Kai Moritz (Migrated from SEC-1543) said:
When configuring a constraint like "hasIpAddress('X.X.X.X')", Spring-Security usees the class org.springframework.security.web.util.IpAddressMatcher to compare the given IP with the IP from the request.
Unfortunatly, IpAddressMatcher throws an IllegalArgumentException, when the given IP and the IP from the request are of different type. This happens for example, when the request uses an IPv6-Address, but the Address used in "hasIpAddress()" was an IPv4-Address. The unexpected outcome of this behavior is, that any IPv6-request matching the resource will only see an error-page!

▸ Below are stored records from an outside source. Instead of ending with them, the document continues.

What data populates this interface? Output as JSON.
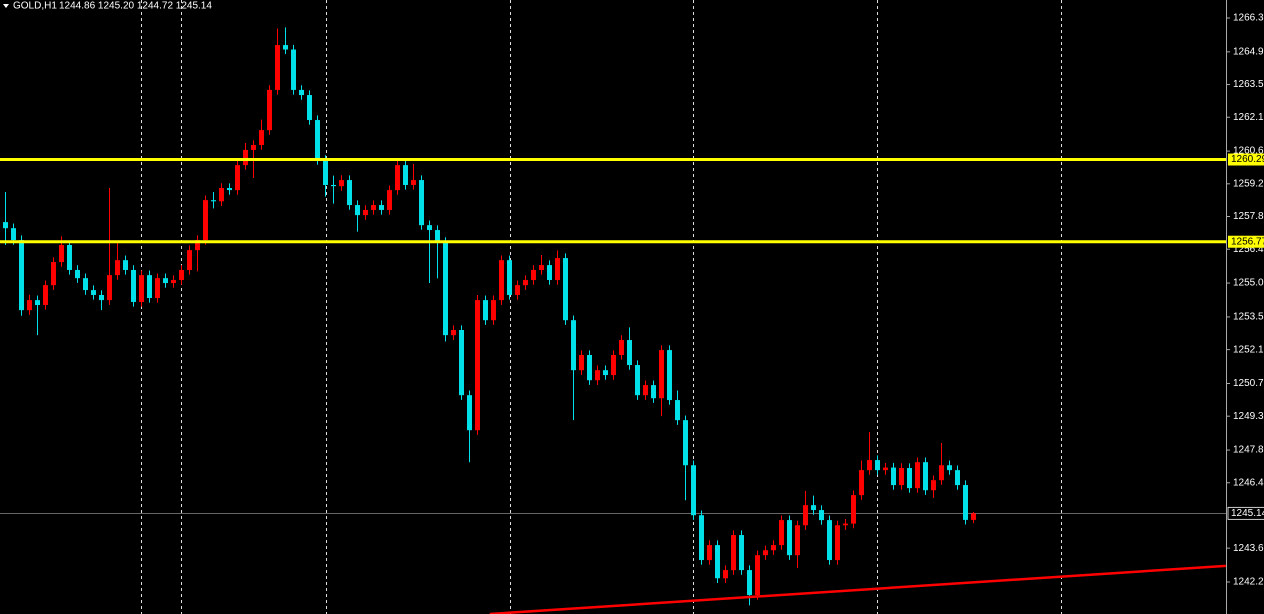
{
  "chart_data": {
    "type": "candlestick",
    "title": "GOLD,H1",
    "quote": "1244.86 1245.20 1244.72 1245.14",
    "up_color": "#ff0000",
    "down_color": "#00e0e8",
    "ylim": [
      1240.83,
      1267.12
    ],
    "yticks": [
      1266.35,
      {
        "value": 1264.9,
        "label": "1264.90"
      },
      {
        "value": 1263.5,
        "label": "1263.50"
      },
      {
        "value": 1262.1,
        "label": "1262.10"
      },
      1260.65,
      1259.25,
      1257.85,
      1256.45,
      {
        "value": 1255.0,
        "label": "1255.00"
      },
      1253.55,
      1252.15,
      {
        "value": 1250.7,
        "label": "1250.70"
      },
      {
        "value": 1249.3,
        "label": "1249.30"
      },
      1247.85,
      1246.45,
      1243.65,
      {
        "value": 1242.2,
        "label": "1242.20"
      }
    ],
    "hlines": [
      {
        "value": 1260.29,
        "color": "#ffff00"
      },
      {
        "value": 1256.77,
        "color": "#ffff00"
      }
    ],
    "last_price": 1245.14,
    "trendline": {
      "x": [
        60.6,
        152.6
      ],
      "values": [
        1240.83,
        1242.89
      ],
      "color": "#ff0000"
    },
    "ohlc": [
      [
        1257.61,
        1258.9,
        1256.63,
        1257.35
      ],
      [
        1257.35,
        1257.55,
        1256.64,
        1256.84
      ],
      [
        1256.84,
        1257.04,
        1253.6,
        1253.84
      ],
      [
        1253.84,
        1254.5,
        1253.64,
        1254.27
      ],
      [
        1254.27,
        1254.47,
        1252.77,
        1254.06
      ],
      [
        1254.06,
        1255.11,
        1253.86,
        1254.91
      ],
      [
        1254.91,
        1256.1,
        1254.71,
        1255.9
      ],
      [
        1255.9,
        1257.0,
        1255.7,
        1256.63
      ],
      [
        1256.63,
        1256.83,
        1255.36,
        1255.56
      ],
      [
        1255.56,
        1255.76,
        1255.01,
        1255.21
      ],
      [
        1255.21,
        1255.41,
        1254.5,
        1254.7
      ],
      [
        1254.7,
        1254.9,
        1254.29,
        1254.49
      ],
      [
        1254.49,
        1254.69,
        1253.84,
        1254.27
      ],
      [
        1254.27,
        1259.07,
        1254.07,
        1255.34
      ],
      [
        1255.34,
        1256.8,
        1255.14,
        1255.98
      ],
      [
        1255.98,
        1256.18,
        1255.36,
        1255.56
      ],
      [
        1255.56,
        1255.76,
        1253.99,
        1254.19
      ],
      [
        1254.19,
        1255.54,
        1253.99,
        1255.34
      ],
      [
        1255.34,
        1255.54,
        1254.16,
        1254.36
      ],
      [
        1254.36,
        1255.41,
        1254.16,
        1255.21
      ],
      [
        1255.21,
        1255.41,
        1254.8,
        1255.0
      ],
      [
        1255.0,
        1255.33,
        1254.8,
        1255.13
      ],
      [
        1255.13,
        1255.76,
        1254.93,
        1255.56
      ],
      [
        1255.56,
        1256.61,
        1255.36,
        1256.41
      ],
      [
        1256.41,
        1257.04,
        1255.5,
        1256.84
      ],
      [
        1256.84,
        1258.75,
        1256.64,
        1258.55
      ],
      [
        1258.55,
        1258.9,
        1258.2,
        1258.5
      ],
      [
        1258.5,
        1259.27,
        1258.3,
        1259.07
      ],
      [
        1259.07,
        1259.27,
        1258.78,
        1258.98
      ],
      [
        1258.98,
        1260.25,
        1258.78,
        1260.05
      ],
      [
        1260.05,
        1261.0,
        1259.85,
        1260.7
      ],
      [
        1260.7,
        1261.11,
        1259.5,
        1260.91
      ],
      [
        1260.91,
        1262.0,
        1260.71,
        1261.55
      ],
      [
        1261.55,
        1263.47,
        1261.35,
        1263.27
      ],
      [
        1263.27,
        1265.9,
        1263.07,
        1265.19
      ],
      [
        1265.19,
        1265.95,
        1264.8,
        1265.0
      ],
      [
        1265.0,
        1265.2,
        1263.07,
        1263.27
      ],
      [
        1263.27,
        1263.47,
        1262.85,
        1263.05
      ],
      [
        1263.05,
        1263.25,
        1261.78,
        1261.98
      ],
      [
        1261.98,
        1262.18,
        1260.07,
        1260.27
      ],
      [
        1260.27,
        1260.47,
        1258.7,
        1259.2
      ],
      [
        1259.2,
        1259.6,
        1258.4,
        1259.15
      ],
      [
        1259.15,
        1259.61,
        1258.95,
        1259.41
      ],
      [
        1259.41,
        1259.61,
        1258.14,
        1258.34
      ],
      [
        1258.34,
        1258.54,
        1257.2,
        1257.91
      ],
      [
        1257.91,
        1258.33,
        1257.71,
        1258.13
      ],
      [
        1258.13,
        1258.54,
        1257.93,
        1258.34
      ],
      [
        1258.34,
        1258.54,
        1257.93,
        1258.13
      ],
      [
        1258.13,
        1259.18,
        1257.93,
        1258.98
      ],
      [
        1258.98,
        1260.25,
        1258.78,
        1260.05
      ],
      [
        1260.05,
        1260.25,
        1259.0,
        1259.2
      ],
      [
        1259.2,
        1260.1,
        1259.0,
        1259.41
      ],
      [
        1259.41,
        1259.61,
        1257.28,
        1257.48
      ],
      [
        1257.48,
        1257.68,
        1255.0,
        1257.27
      ],
      [
        1257.27,
        1257.47,
        1255.2,
        1256.76
      ],
      [
        1256.76,
        1256.96,
        1252.5,
        1252.77
      ],
      [
        1252.77,
        1253.19,
        1252.57,
        1252.99
      ],
      [
        1252.99,
        1253.19,
        1250.0,
        1250.2
      ],
      [
        1250.2,
        1250.4,
        1247.33,
        1248.7
      ],
      [
        1248.7,
        1254.49,
        1248.5,
        1254.27
      ],
      [
        1254.27,
        1254.47,
        1253.21,
        1253.41
      ],
      [
        1253.41,
        1254.47,
        1253.21,
        1254.27
      ],
      [
        1254.27,
        1256.18,
        1254.07,
        1255.98
      ],
      [
        1255.98,
        1256.18,
        1254.29,
        1254.49
      ],
      [
        1254.49,
        1255.11,
        1254.29,
        1254.91
      ],
      [
        1254.91,
        1255.33,
        1254.71,
        1255.13
      ],
      [
        1255.13,
        1255.76,
        1254.93,
        1255.56
      ],
      [
        1255.56,
        1256.2,
        1255.36,
        1255.77
      ],
      [
        1255.77,
        1255.97,
        1254.93,
        1255.13
      ],
      [
        1255.13,
        1256.4,
        1254.93,
        1256.07
      ],
      [
        1256.07,
        1256.27,
        1253.21,
        1253.41
      ],
      [
        1253.41,
        1253.61,
        1249.13,
        1251.27
      ],
      [
        1251.27,
        1252.12,
        1251.07,
        1251.92
      ],
      [
        1251.92,
        1252.12,
        1250.64,
        1250.84
      ],
      [
        1250.84,
        1251.47,
        1250.64,
        1251.27
      ],
      [
        1251.27,
        1251.47,
        1250.86,
        1251.06
      ],
      [
        1251.06,
        1252.12,
        1250.86,
        1251.92
      ],
      [
        1251.92,
        1252.76,
        1251.72,
        1252.56
      ],
      [
        1252.56,
        1253.1,
        1251.29,
        1251.49
      ],
      [
        1251.49,
        1251.69,
        1250.0,
        1250.2
      ],
      [
        1250.2,
        1250.83,
        1250.0,
        1250.63
      ],
      [
        1250.63,
        1250.83,
        1249.87,
        1250.07
      ],
      [
        1250.07,
        1252.33,
        1249.3,
        1252.13
      ],
      [
        1252.13,
        1252.33,
        1249.79,
        1249.99
      ],
      [
        1249.99,
        1250.4,
        1248.93,
        1249.13
      ],
      [
        1249.13,
        1249.33,
        1245.7,
        1247.2
      ],
      [
        1247.2,
        1247.4,
        1244.86,
        1245.06
      ],
      [
        1245.06,
        1245.26,
        1242.94,
        1243.14
      ],
      [
        1243.14,
        1243.98,
        1242.94,
        1243.78
      ],
      [
        1243.78,
        1243.98,
        1242.16,
        1242.36
      ],
      [
        1242.36,
        1242.91,
        1242.16,
        1242.71
      ],
      [
        1242.71,
        1244.41,
        1242.51,
        1244.21
      ],
      [
        1244.21,
        1244.41,
        1242.51,
        1242.71
      ],
      [
        1242.71,
        1242.91,
        1241.2,
        1241.64
      ],
      [
        1241.64,
        1243.55,
        1241.44,
        1243.35
      ],
      [
        1243.35,
        1243.76,
        1243.15,
        1243.56
      ],
      [
        1243.56,
        1243.98,
        1243.36,
        1243.78
      ],
      [
        1243.78,
        1245.05,
        1243.58,
        1244.85
      ],
      [
        1244.85,
        1245.05,
        1243.15,
        1243.35
      ],
      [
        1243.35,
        1244.83,
        1242.8,
        1244.63
      ],
      [
        1244.63,
        1246.1,
        1244.43,
        1245.49
      ],
      [
        1245.49,
        1245.9,
        1245.08,
        1245.28
      ],
      [
        1245.28,
        1245.48,
        1244.65,
        1244.85
      ],
      [
        1244.85,
        1245.05,
        1242.94,
        1243.14
      ],
      [
        1243.14,
        1244.83,
        1242.94,
        1244.63
      ],
      [
        1244.63,
        1244.9,
        1244.43,
        1244.7
      ],
      [
        1244.7,
        1246.12,
        1244.5,
        1245.92
      ],
      [
        1245.92,
        1247.4,
        1245.72,
        1246.99
      ],
      [
        1246.99,
        1248.62,
        1246.79,
        1247.42
      ],
      [
        1247.42,
        1247.62,
        1246.79,
        1246.99
      ],
      [
        1246.99,
        1247.3,
        1246.79,
        1247.1
      ],
      [
        1247.1,
        1247.3,
        1246.15,
        1246.35
      ],
      [
        1246.35,
        1247.28,
        1246.15,
        1247.08
      ],
      [
        1247.08,
        1247.28,
        1246.02,
        1246.22
      ],
      [
        1246.22,
        1247.53,
        1246.02,
        1247.33
      ],
      [
        1247.33,
        1247.53,
        1245.93,
        1246.13
      ],
      [
        1246.13,
        1246.76,
        1245.8,
        1246.56
      ],
      [
        1246.56,
        1248.15,
        1246.36,
        1247.2
      ],
      [
        1247.2,
        1247.4,
        1246.79,
        1246.99
      ],
      [
        1246.99,
        1247.19,
        1246.15,
        1246.35
      ],
      [
        1246.35,
        1246.55,
        1244.66,
        1244.86
      ],
      [
        1244.86,
        1245.2,
        1244.72,
        1245.14
      ]
    ]
  }
}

I suggest, that IpAddressMatcher responds with "false", if the given Address and the Address in the Request are of different type. That would solve this issue and is also the behavior I would expect: two IP-Addresses of different type are simply always not equal!
Luke Taylor said:
The original intention was that it is considered an error to configure a security contraint with an IPv4 address on an IPv6 network. Do you actually have a dual-IP setup where you are using both simultaneously? If that's the case then your suggestion would make sense to me, but if it is a choice between one or the other then I would say it is a configuration issue which should be flagged up as such. (Disclaimer - I don't know a great deal about Ipv6 networks :-) ).
Kai Moritz said:
I also do not know much about IPv6.
But I think, nowadays it is a very common situation,
that both protocol versions are enabled in parallel -- especially, if you are on your local
test-machine (all linux distrbutions I am working with
now act like this)!
But clearly you are right: making it configurable would
be the best solution! Nevertheless, if you take tjat path,
I would suggest, that throwing the error would not become
the default behaviour.
Andrew Rawnsley said:
I will second Kai's suggestion that this isn't an exceptional situation. Part of the issue is that, as Kai suggested, that it is a common now. Both protocols are active in OS X by default, and localhost on OS X comes through as ::1 and not 127.0.0.1.
More importantly, this behavior dictates that I can only deploy an application on IPv4 or 6 networks based on my choice of hasIpAddress filters, without maintaining multiple versions of said filters. That shouldn't be making the choice for me.
(Our situation is like that - our production systems (linux) only have 4 active, but test machines (OS X) have both, and due to the aforementioned localhost issue...)
There is a workaround - add -Djava.net.preferIPv4Stack=true to thejvm startup, and everything comes through ipv4. But I feel the proper solution is as Kai suggested - that a protocol mismatch return false and not an exception.
I think this makes sense too, so I've changed the code to return false for different address types.